Nous remarquons ainsi que, selon Numbeo :

  1. Dans l’ensemble, le Luxembourg est le 2ème pays le plus cher de l’Union Européenne, derrière le Danemark.
  2. A 70,13 % (du coût de New York), le coût de la vie combiné à Luxembourg (incluant donc le logement) est très au-dessus de celui de la Belgique (49,63 du coût de New York)
  3. Cependant, même lorsqu’on enlève le coût du logement, le coût de la vie à Luxembourg (hors coût du logement) reste, à 84,38%, sensiblement supérieur au coût de la vie en Belgique (73,59% par rapport à New York)

Si les différences de coût de la vie entre la Belgique d’une part et le Danemark, la France, ou d’autres pays de l’Union d’autre part ne causent pas de sérieux problèmes, c’est parce que l’Union Européenne s’efforce d’assurer une égalité de traitement de ses agents, où qu’ils soient assignés.
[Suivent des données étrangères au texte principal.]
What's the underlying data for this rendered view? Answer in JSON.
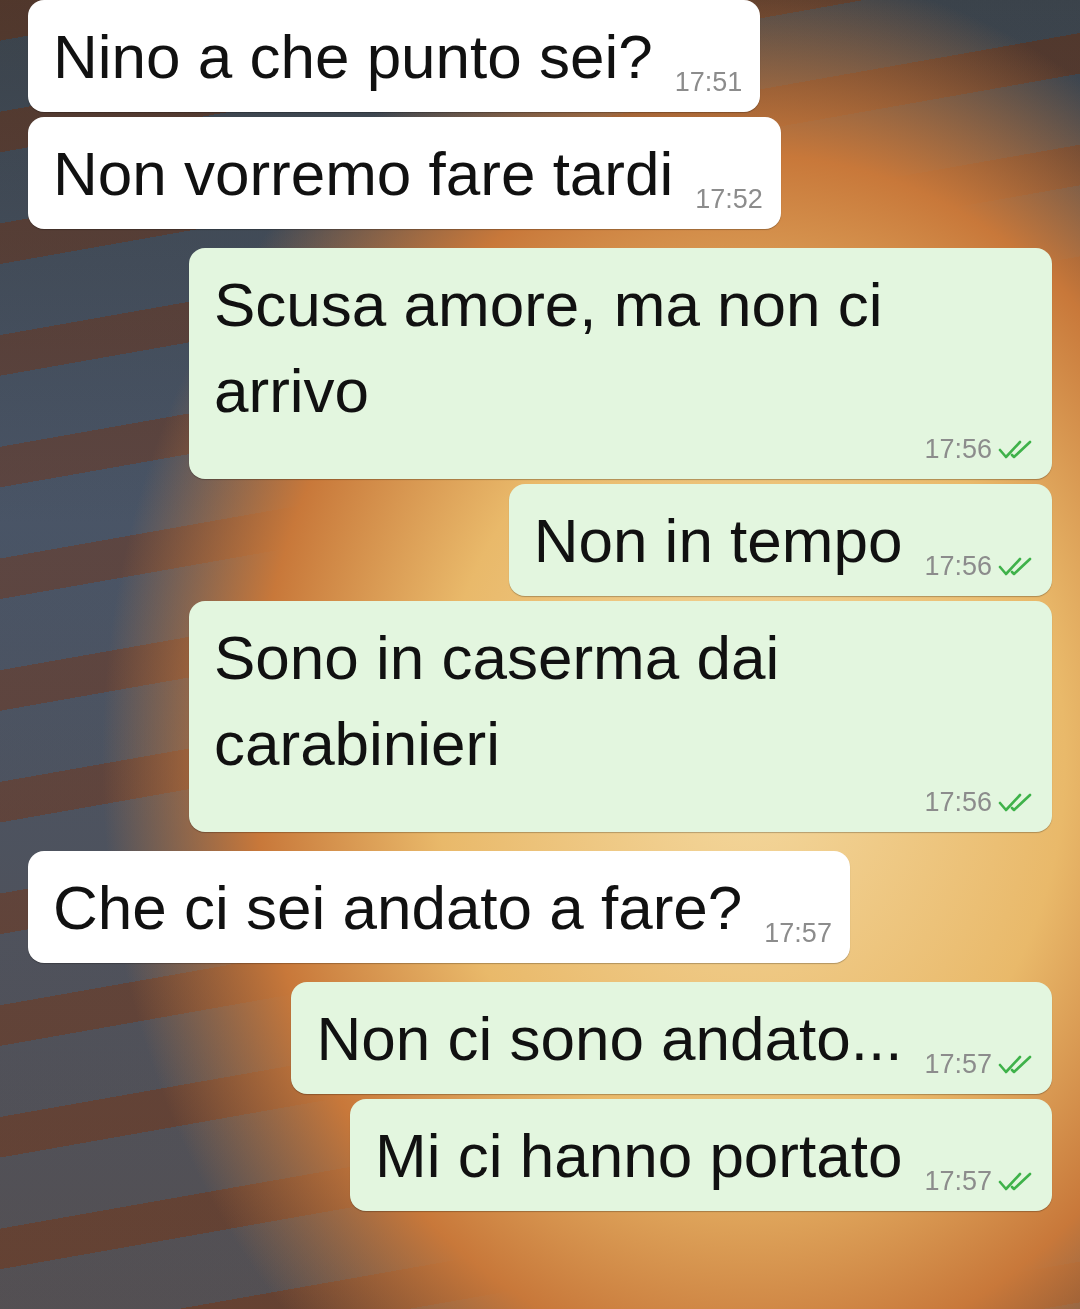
{
  "messages": [
    {
      "kind": "incoming",
      "text": "Nino a che punto sei?",
      "time": "17:51"
    },
    {
      "kind": "incoming",
      "text": "Non vorremo fare tardi",
      "time": "17:52"
    },
    {
      "kind": "outgoing",
      "text": "Scusa amore, ma non ci arrivo",
      "time": "17:56",
      "read": true
    },
    {
      "kind": "outgoing",
      "text": "Non in tempo",
      "time": "17:56",
      "read": true
    },
    {
      "kind": "outgoing",
      "text": "Sono in caserma dai carabinieri",
      "time": "17:56",
      "read": true
    },
    {
      "kind": "incoming",
      "text": "Che ci sei andato a fare?",
      "time": "17:57"
    },
    {
      "kind": "outgoing",
      "text": "Non ci sono andato...",
      "time": "17:57",
      "read": true
    },
    {
      "kind": "outgoing",
      "text": "Mi ci hanno portato",
      "time": "17:57",
      "read": true
    }
  ]
}
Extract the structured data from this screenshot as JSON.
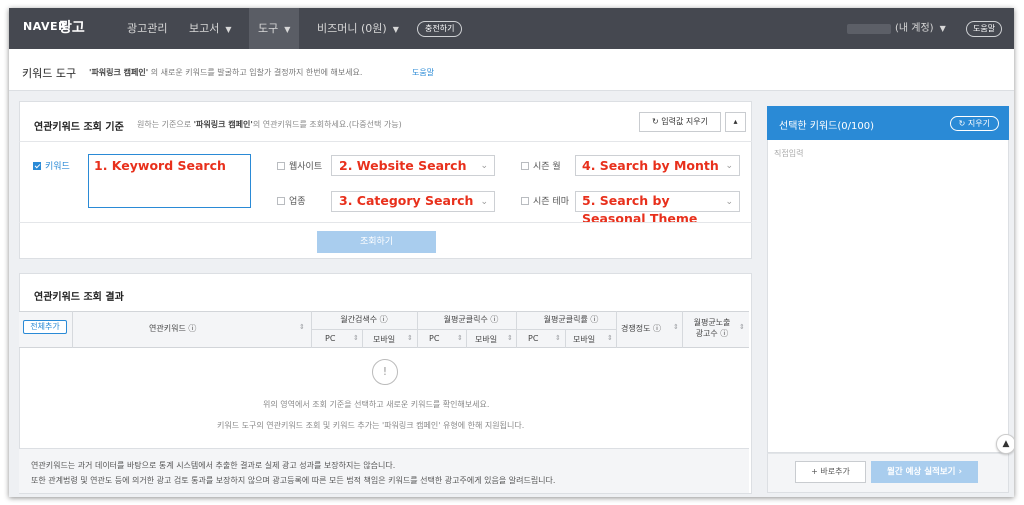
{
  "nav": {
    "logo": "NAVER",
    "logo_suffix": "광고",
    "items": [
      {
        "label": "광고관리"
      },
      {
        "label": "보고서"
      },
      {
        "label": "도구"
      },
      {
        "label": "비즈머니 (0원)"
      }
    ],
    "charge_button": "충전하기",
    "account": "(내 계정)",
    "help_button": "도움말"
  },
  "subheader": {
    "title": "키워드 도구",
    "desc_prefix": "'파워링크 캠페인'",
    "desc_rest": "의 새로운 키워드를 발굴하고 입찰가 결정까지 한번에 해보세요.",
    "help_link": "도움말"
  },
  "criteria": {
    "title": "연관키워드 조회 기준",
    "hint_prefix": "원하는 기준으로",
    "hint_campaign": "'파워링크 캠페인'",
    "hint_rest": "의 연관키워드를 조회하세요.(다중선택 가능)",
    "reset_button": "입력값 지우기",
    "keyword_label": "키워드",
    "website_label": "웹사이트",
    "category_label": "업종",
    "month_label": "시즌 월",
    "theme_label": "시즌 테마",
    "search_button": "조회하기",
    "annotations": {
      "keyword": "1. Keyword Search",
      "website": "2. Website Search",
      "category": "3. Category Search",
      "month": "4. Search by Month",
      "theme_line1": "5. Search by",
      "theme_line2": "Seasonal Theme"
    }
  },
  "results": {
    "title": "연관키워드 조회 결과",
    "add_all": "전체추가",
    "columns": {
      "keyword": "연관키워드 ⓘ",
      "monthly_search": "월간검색수 ⓘ",
      "monthly_avg_clicks": "월평균클릭수 ⓘ",
      "monthly_avg_ctr": "월평균클릭률 ⓘ",
      "competition": "경쟁정도 ⓘ",
      "ads_line1": "월평균노출",
      "ads_line2": "광고수 ⓘ",
      "pc": "PC",
      "mobile": "모바일"
    },
    "empty_line1": "위의 영역에서 조회 기준을 선택하고 새로운 키워드를 확인해보세요.",
    "empty_line2": "키워드 도구의 연관키워드 조회 및 키워드 추가는 '파워링크 캠페인' 유형에 한해 지원됩니다.",
    "note1": "연관키워드는 과거 데이터를 바탕으로 통계 시스템에서 추출한 결과로 실제 광고 성과를 보장하지는 않습니다.",
    "note2": "또한 관계법령 및 연관도 등에 의거한 광고 검토 통과를 보장하지 않으며 광고등록에 따른 모든 법적 책임은 키워드를 선택한 광고주에게 있음을 알려드립니다."
  },
  "selected": {
    "title": "선택한 키워드(0/100)",
    "clear_button": "지우기",
    "placeholder": "직접입력",
    "add_button": "+ 바로추가",
    "view_button": "월간 예상 실적보기 ›"
  },
  "colors": {
    "nav_bg": "#454850",
    "accent": "#2a8ad6",
    "annotation": "#e8301c"
  }
}
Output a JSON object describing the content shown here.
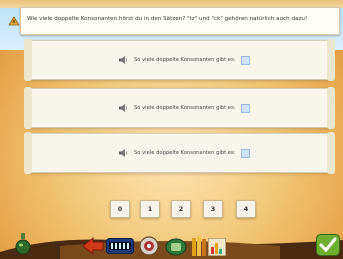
{
  "question": "Wie viele doppelte Konsonanten hörst du in den Sätzen? \"tz\" und \"ck\" gehören natürlich auch dazu!",
  "rows": [
    {
      "label": "So viele doppelte Konsonanten gibt es:",
      "value": ""
    },
    {
      "label": "So viele doppelte Konsonanten gibt es:",
      "value": ""
    },
    {
      "label": "So viele doppelte Konsonanten gibt es:",
      "value": ""
    }
  ],
  "numbers": [
    "0",
    "1",
    "2",
    "3",
    "4"
  ],
  "icons": {
    "question": "info-icon",
    "speaker": "speaker-icon",
    "bottom": [
      "potion-icon",
      "red-arrow-icon",
      "score-counter-icon",
      "dial-icon",
      "green-helper-icon",
      "books-icon",
      "chart-icon",
      "check-icon"
    ]
  },
  "colors": {
    "accent": "#6fae2f",
    "panel": "#f8f6ec",
    "background": "#f2c77a"
  }
}
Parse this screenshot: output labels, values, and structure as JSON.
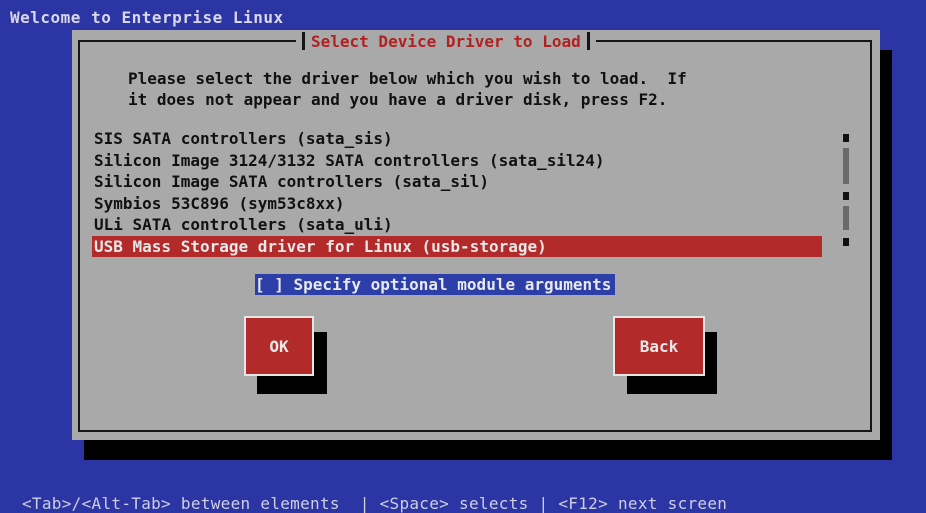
{
  "screen": {
    "title": "Welcome to Enterprise Linux"
  },
  "dialog": {
    "title": "Select Device Driver to Load",
    "instructions": [
      "Please select the driver below which you wish to load.  If",
      "it does not appear and you have a driver disk, press F2."
    ],
    "drivers": [
      {
        "label": "SIS SATA controllers (sata_sis)",
        "selected": false
      },
      {
        "label": "Silicon Image 3124/3132 SATA controllers (sata_sil24)",
        "selected": false
      },
      {
        "label": "Silicon Image SATA controllers (sata_sil)",
        "selected": false
      },
      {
        "label": "Symbios 53C896 (sym53c8xx)",
        "selected": false
      },
      {
        "label": "ULi SATA controllers (sata_uli)",
        "selected": false
      },
      {
        "label": "USB Mass Storage driver for Linux (usb-storage)",
        "selected": true
      }
    ],
    "checkbox_label": "[ ] Specify optional module arguments",
    "ok_label": "OK",
    "back_label": "Back"
  },
  "footer": {
    "hint": "<Tab>/<Alt-Tab> between elements  | <Space> selects | <F12> next screen"
  },
  "colors": {
    "background": "#2b35a3",
    "dialog": "#a9a9a9",
    "accent_red": "#b32a2a",
    "focus_blue": "#2c3fa8"
  }
}
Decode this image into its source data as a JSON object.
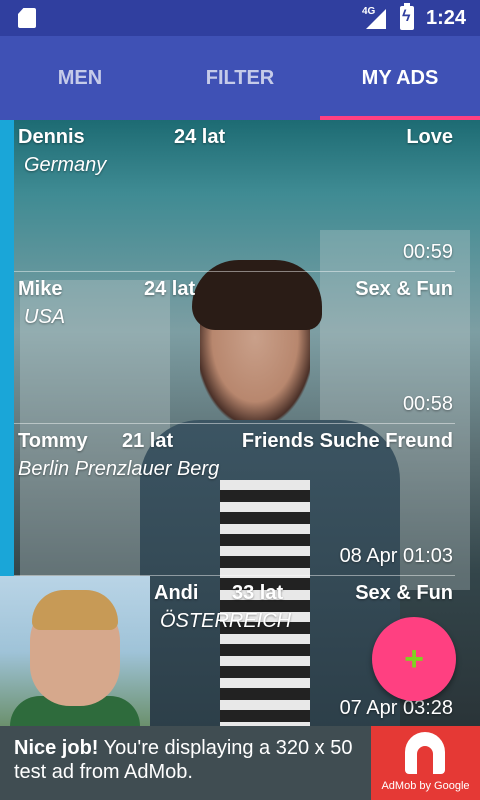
{
  "status_bar": {
    "network": "4G",
    "time": "1:24"
  },
  "tabs": [
    {
      "label": "MEN",
      "active": false
    },
    {
      "label": "FILTER",
      "active": false
    },
    {
      "label": "MY ADS",
      "active": true
    }
  ],
  "ads": [
    {
      "name": "Dennis",
      "age": "24 lat",
      "category": "Love",
      "location": "Germany",
      "time": "00:59"
    },
    {
      "name": "Mike",
      "age": "24 lat",
      "category": "Sex & Fun",
      "location": "USA",
      "time": "00:58"
    },
    {
      "name": "Tommy",
      "age": "21 lat",
      "category": "Friends Suche Freund",
      "location": "Berlin Prenzlauer Berg",
      "time": "08 Apr 01:03"
    },
    {
      "name": "Andi",
      "age": "33 lat",
      "category": "Sex & Fun",
      "location": "ÖSTERREICH",
      "time": "07 Apr 03:28"
    }
  ],
  "fab": {
    "icon": "plus-icon",
    "label": "+"
  },
  "ad_banner": {
    "bold": "Nice job!",
    "text": " You're displaying a 320 x 50 test ad from AdMob.",
    "logo_label": "AdMob by Google"
  },
  "colors": {
    "primary": "#3f51b5",
    "primary_dark": "#303f9f",
    "accent": "#ff4081",
    "row_accent": "#1aa6d8"
  }
}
Pour tous les sites où des agents de l’UE sont en poste il existe un mécanisme qui permet de compenser les différences de coût de la vie.

Ce mécanisme s’appelle le « coefficient correcteur » et il s’applique partout dans le monde, aussi bien au Danemark qu’en Bulgarie et même au-delà, pour les agents représentant l’Union aux Etats-Unis ou en Australie par exemple.

« Partout dans le monde » ? Non, car un pays en est explicitement exclu : le Luxembourg (art. 64§3 du Statut). Les différences de coût de la vie entre le Luxembourg et la Belgique, même lorsqu’on exclut le coût du logement, sont, de tous les pays, les seules à ne pas être compensées par un « coefficient correcteur ».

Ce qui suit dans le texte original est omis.